La chasse et le piégeage d'animaux sauvages sont deux activités humaines très anciennes qui persistent aujourd'hui sous diverses formes à travers le monde. Les deux impliquent la capture et la mort d'espèces cibles vivant dans des habitats sauvages ou relativement peu développés. Une grande variété d'espèces est chassée. Les petits mammifères comme les lièvres, les lapins et les écureuils sont chassés dans le monde entier. Des exemples de gros gibier couramment poursuivis par les chasseurs sont les cerfs, les antilopes, les ours et les grands félins. La sauvagine et les faisans font partie des oiseaux gibiers couramment chassés. Le piégeage est limité aux animaux dont la fourrure a une valeur commerciale ou une certaine valeur pratique à l'usage du trappeur. Dans les zones tempérées du nord, le castor, le rat musqué, le vison, le loup, le lynx roux et les ratons laveurs sont souvent piégés.

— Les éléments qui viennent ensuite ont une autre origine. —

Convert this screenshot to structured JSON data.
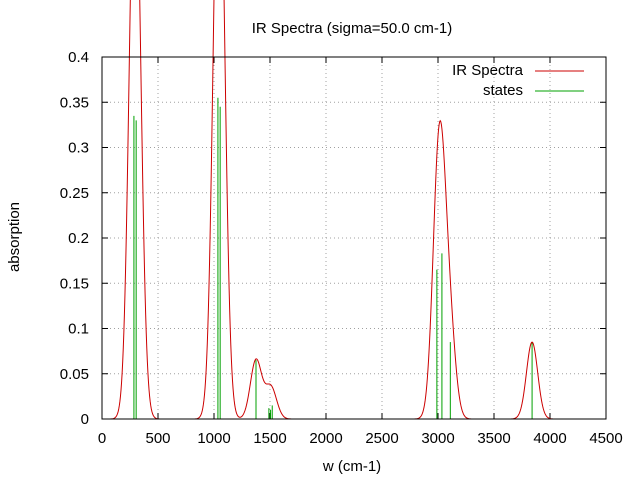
{
  "chart_data": {
    "type": "line",
    "title": "IR Spectra (sigma=50.0 cm-1)",
    "xlabel": "w (cm-1)",
    "ylabel": "absorption",
    "xlim": [
      0,
      4500
    ],
    "ylim": [
      0,
      0.4
    ],
    "xticks": [
      0,
      500,
      1000,
      1500,
      2000,
      2500,
      3000,
      3500,
      4000,
      4500
    ],
    "yticks": [
      0,
      0.05,
      0.1,
      0.15,
      0.2,
      0.25,
      0.3,
      0.35,
      0.4
    ],
    "xtick_labels": [
      "0",
      "500",
      "1000",
      "1500",
      "2000",
      "2500",
      "3000",
      "3500",
      "4000",
      "4500"
    ],
    "ytick_labels": [
      "0",
      "0.05",
      "0.1",
      "0.15",
      "0.2",
      "0.25",
      "0.3",
      "0.35",
      "0.4"
    ],
    "grid": true,
    "legend_position": "top-right",
    "sigma": 50.0,
    "series": [
      {
        "name": "IR Spectra",
        "kind": "line",
        "color": "#cc0000",
        "description_of_source": "sum of Gaussian broadened states"
      },
      {
        "name": "states",
        "kind": "impulses",
        "color": "#00a000",
        "points": [
          {
            "x": 285,
            "y": 0.335
          },
          {
            "x": 305,
            "y": 0.33
          },
          {
            "x": 1035,
            "y": 0.355
          },
          {
            "x": 1055,
            "y": 0.345
          },
          {
            "x": 1375,
            "y": 0.065
          },
          {
            "x": 1490,
            "y": 0.012
          },
          {
            "x": 1505,
            "y": 0.01
          },
          {
            "x": 1520,
            "y": 0.015
          },
          {
            "x": 2990,
            "y": 0.165
          },
          {
            "x": 3035,
            "y": 0.183
          },
          {
            "x": 3110,
            "y": 0.085
          },
          {
            "x": 3840,
            "y": 0.085
          }
        ]
      }
    ]
  }
}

La chasse consiste à traquer et à tuer des animaux sauvages, généralement à des fins alimentaires, vestimentaires ou récréatives. Récemment, la chasse dans certaines situations a été considérée comme un moyen de maintenir la continuité culturelle d'une culture indigène. La chasse à la baleine boréale de subsistance dans le nord de l'Alaska en est un exemple. Les chasseurs utilisent généralement des armes à projectiles comme des fusils de chasse, des fusils ou des arcs et des flèches. Les trappeurs sont plus spécialisés et doivent obtenir de nombreux mammifères à fourrure sans endommager les peaux. Les pièges et les pièges sont utilisés depuis des millénaires. Les pièges à mâchoires (rembourrés et non rembourrés) sont encore couramment utilisés pour certaines espèces ; les pièges mortels comme le Conibear sont plus largement utilisés pour d'autres espèces.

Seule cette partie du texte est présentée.